Advertisement

U.S. Aircraft to Aid Ecuador Drug Fight : Latin America: Cocaine traffickers reportedly are moving across the border from Colombia.

Share
TIMES STAFF WRITER

In a significant expansion of its anti-drug operations abroad, the State Department has dispatched helicopters and a reconnaissance plane to Ecuador to help the National Police halt operations believed responsible for a burgeoning share of world cocaine trafficking, Bush Administration officials said Thursday.

The mission, launched quietly last month, responds to new concern that cocaine traffickers are adopting the isolated highways and rivers of Ecuador as principal routes for shipment of cocaine bound for the United States and Europe.

Its urgency became clear after the Colombian government crackdown on cocaine operations in late August immediately generated a marked increase in suspicious movement across the border into Ecuador, officials said.

Advertisement

“That really woke us up,” one source said.

The operation, which involves U.S. civilian pilots and military aircraft, marks the first time that the United States has extended airborne support for such anti-cocaine operations beyond the major drug-producing countries of Peru, Bolivia and Colombia.

The Ecuadorian Embassy in Washington declined to comment on the effort. “This is a very touchy issue with us,” said spokesman Hilda Lanas.

The U.S. plans for a “limited” new anti-drug mission in Ecuador are described in an Aug. 24 State Department memorandum to prospective contractors, which was obtained by The Times. In confirming the authenticity of that document Wednesday, officials made clear that the parameters of the mission had been broadened because of the Colombian crackdown.

The current operation includes two Bell 212 helicopters and one T-65 Thrush reconnaissance plane, all of them based in northern Ecuador. Initially, the job was to have been carried out only by helicopters based in other countries.

In addition, officials said, the mission is now designed to target cocaine laboratories and trafficking operations in Ecuador for interdiction operations by national police. That marks a departure from the original plan, which emphasized aerial surveillance of suspected coca-growing regions.

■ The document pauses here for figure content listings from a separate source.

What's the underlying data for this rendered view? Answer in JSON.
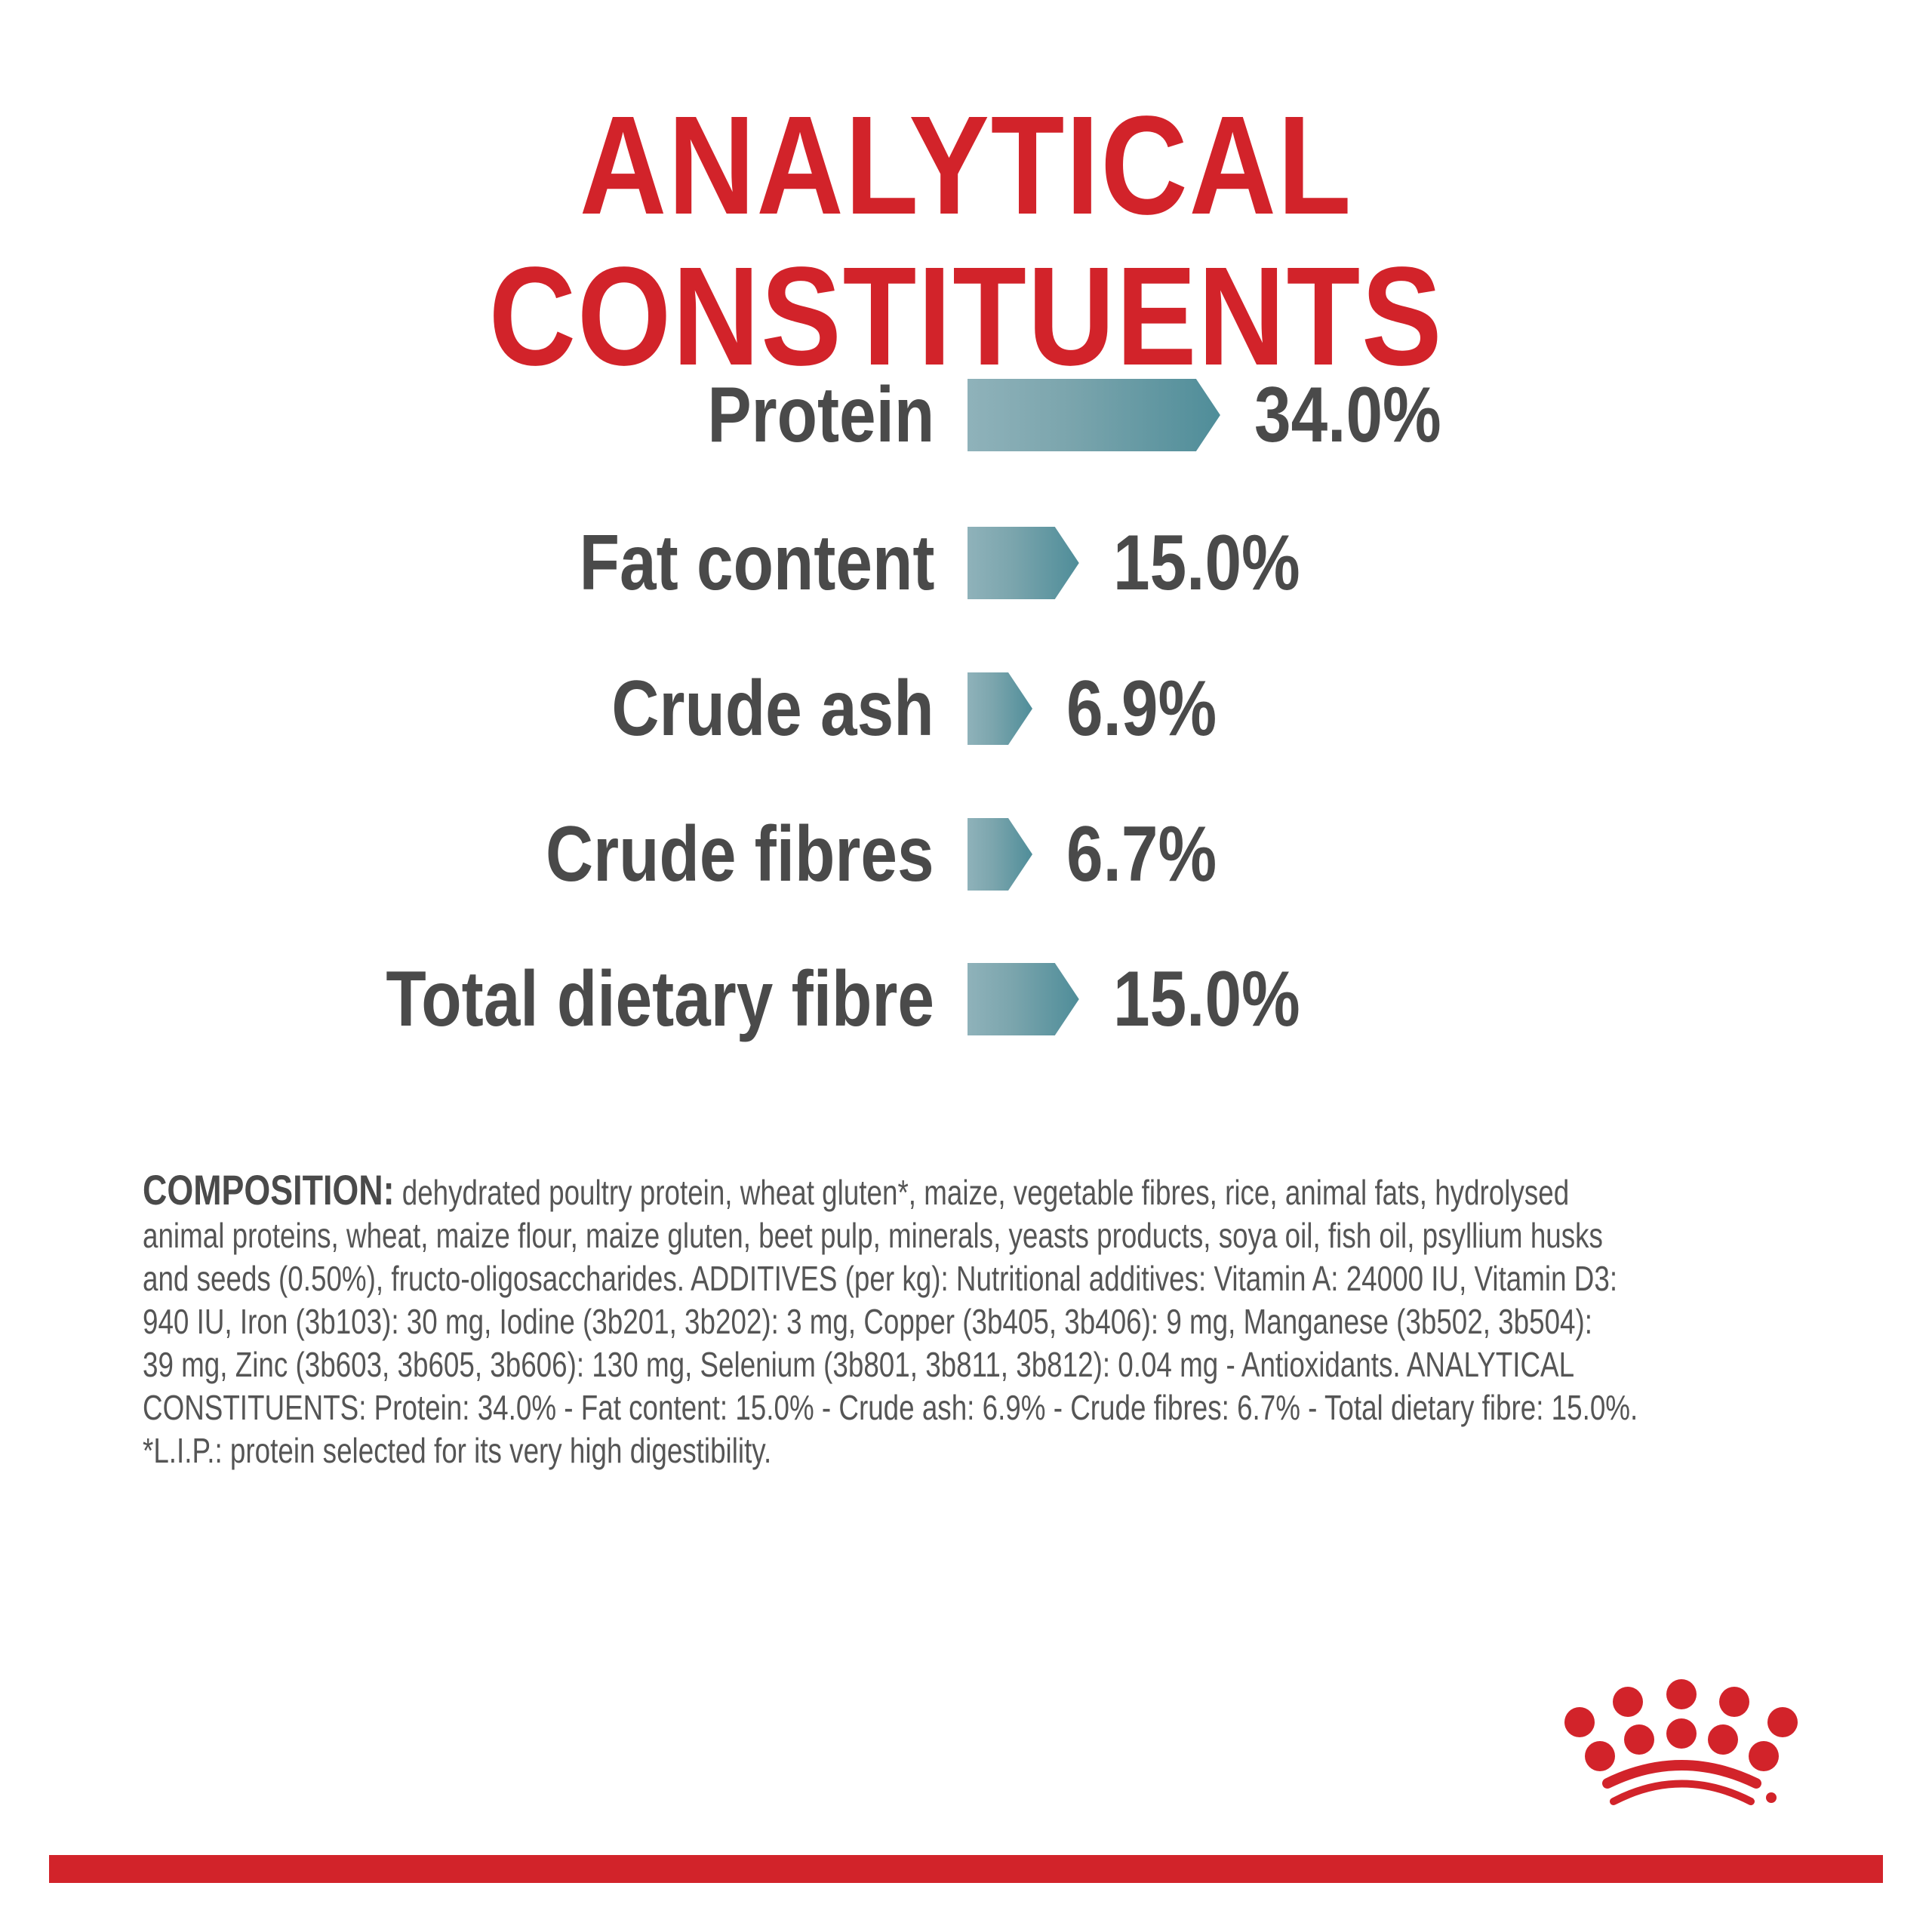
{
  "title": "ANALYTICAL CONSTITUENTS",
  "constituents": [
    {
      "label": "Protein",
      "value": "34.0%",
      "percent": 34.0
    },
    {
      "label": "Fat content",
      "value": "15.0%",
      "percent": 15.0
    },
    {
      "label": "Crude ash",
      "value": "6.9%",
      "percent": 6.9
    },
    {
      "label": "Crude fibres",
      "value": "6.7%",
      "percent": 6.7
    },
    {
      "label": "Total dietary fibre",
      "value": "15.0%",
      "percent": 15.0
    }
  ],
  "composition": {
    "heading": "COMPOSITION:",
    "lines": [
      "dehydrated poultry protein, wheat gluten*, maize, vegetable fibres, rice, animal fats, hydrolysed",
      "animal proteins, wheat, maize flour, maize gluten, beet pulp, minerals, yeasts products, soya oil, fish oil, psyllium husks",
      "and seeds (0.50%), fructo-oligosaccharides. ADDITIVES (per kg): Nutritional additives: Vitamin A: 24000 IU, Vitamin D3:",
      "940 IU, Iron (3b103): 30 mg, Iodine (3b201, 3b202): 3 mg, Copper (3b405, 3b406): 9 mg, Manganese (3b502, 3b504):",
      "39 mg, Zinc (3b603, 3b605, 3b606): 130 mg, Selenium (3b801, 3b811, 3b812): 0.04 mg - Antioxidants. ANALYTICAL",
      "CONSTITUENTS: Protein: 34.0% - Fat content: 15.0% - Crude ash: 6.9% - Crude fibres: 6.7% - Total dietary fibre: 15.0%.",
      "*L.I.P.: protein selected for its very high digestibility."
    ]
  },
  "colors": {
    "brand_red": "#d2232a",
    "bar_teal": "#4f8d99",
    "text": "#4a4a4a"
  },
  "logo": {
    "name": "crown-logo",
    "mark": "®"
  }
}
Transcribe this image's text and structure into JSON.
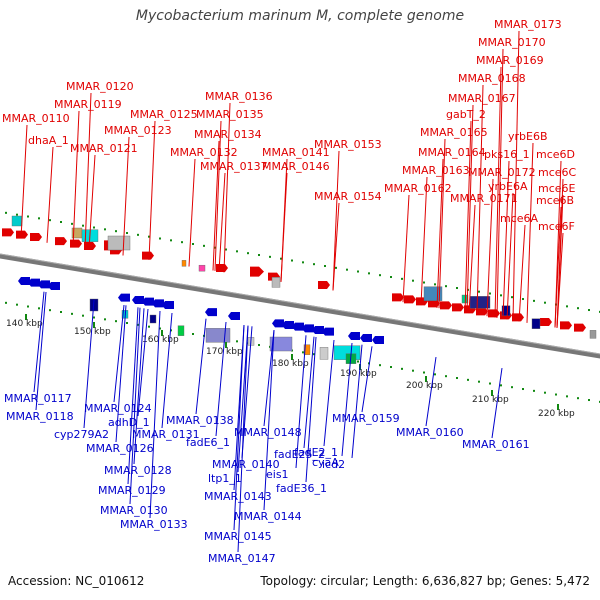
{
  "title": "Mycobacterium marinum M, complete genome",
  "footer": {
    "accession": "Accession: NC_010612",
    "summary": "Topology: circular; Length: 6,636,827 bp; Genes: 5,472"
  },
  "colors": {
    "forward": "#e00000",
    "reverse": "#0000cc",
    "axis": "#777777",
    "tick": "#118811"
  },
  "ticks": [
    "140 kbp",
    "150 kbp",
    "160 kbp",
    "170 kbp",
    "180 kbp",
    "190 kbp",
    "200 kbp",
    "210 kbp",
    "220 kbp"
  ],
  "forward_labels": [
    "MMAR_0173",
    "MMAR_0170",
    "MMAR_0169",
    "MMAR_0168",
    "MMAR_0120",
    "MMAR_0136",
    "MMAR_0167",
    "MMAR_0119",
    "MMAR_0125",
    "MMAR_0135",
    "gabT_2",
    "MMAR_0110",
    "MMAR_0123",
    "MMAR_0134",
    "MMAR_0165",
    "yrbE6B",
    "dhaA_1",
    "MMAR_0121",
    "MMAR_0132",
    "MMAR_0141",
    "MMAR_0153",
    "MMAR_0164",
    "pks16_1",
    "mce6D",
    "MMAR_0137",
    "MMAR_0146",
    "MMAR_0163",
    "MMAR_0172",
    "mce6C",
    "MMAR_0162",
    "yrbE6A",
    "mce6E",
    "MMAR_0154",
    "MMAR_0171",
    "mce6B",
    "mce6A",
    "mce6F"
  ],
  "reverse_labels": [
    "MMAR_0117",
    "MMAR_0118",
    "MMAR_0124",
    "cyp279A2",
    "adhD_1",
    "MMAR_0131",
    "MMAR_0138",
    "MMAR_0148",
    "MMAR_0126",
    "fadE6_1",
    "fadE2_1",
    "MMAR_0159",
    "cyaA",
    "MMAR_0160",
    "MMAR_0140",
    "fadE25_2",
    "icd2",
    "MMAR_0161",
    "MMAR_0128",
    "ltp1_1",
    "eis1",
    "MMAR_0129",
    "fadE36_1",
    "MMAR_0143",
    "MMAR_0130",
    "MMAR_0144",
    "MMAR_0133",
    "MMAR_0145",
    "MMAR_0147"
  ]
}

“This reflects our belief that there’s a heck of lot more cocaine going through Ecuador . . . than we had suspected previously,” said Albert Matano, a State Department official who directs the narcotics bureau’s air wing operations.

Advertisement

While U.S. anti-drug officials long have spoken of dangers posed by coca cultivation in Ecuador, new evidence suggests that the trafficking of cocaine and of chemicals used in laboratories to produce the drug pose a more significant threat, officials said.

Indeed, Matano reported that the U.S.-backed helicopter missions in northern Ecuador have already found a “surprisingly heavy volume” of tanker traffic carrying ether, acetone and other precursor chemicals from the Ecuadorian port of Guayaquil.

When the mission moves next to the region along the border between Ecuador and Peru, officials expect to find processing laboratories from which cocaine is transported back to Guayaquil and other ports and dispatched on tankers to the United States and Europe, officials said.

“Ecuador is a two-way street,” said Rafael Perl, a drug policy expert with the Congressional Research Service. “Chemicals in; cocaine out.”

By contrast, surveillance of the few suspected coca-growing regions in northwestern Ecuador has shown that farmers have abandoned their fields in the wake of determined eradication efforts by the Ecuadorean national police and army.

The current operation is comprised of a team of U.S. pilots who carry Ecuadorian national police forces in U.S. military aircraft under the terms of a State Department contract. Projected missions include raids on cocaine processing laboratories and the interdiction of suspicious shipments on roads and rivers.

Advertisement

Ecuador is believed to serve as a transit point for an estimated 30 to 50 metric tons of processed cocaine each year--at least 10% of the world total, according to a recent State Department report.

In light of new evidence showing an increase in trafficking activity, anti-drug officials said Thursday that they would be inclined to revise upward their estimates of Ecuador’s role.

However, Ecuador remains a relatively insignificant source of the raw coca leaves that are transformed into cocaine.

Its estimated annual production of about 400 metric tons was less than 1% of the world’s coca crop last year, according to the State Department report.

Although U.S. authorities frequently have seized Ecuadorian tankers carrying cocaine at sea or in U.S. ports, they have had a difficult time tracking the shipments back through Ecuador. The State Department officials said that they hope the new anti-drug operation could help shed new light on that part of the trafficking network.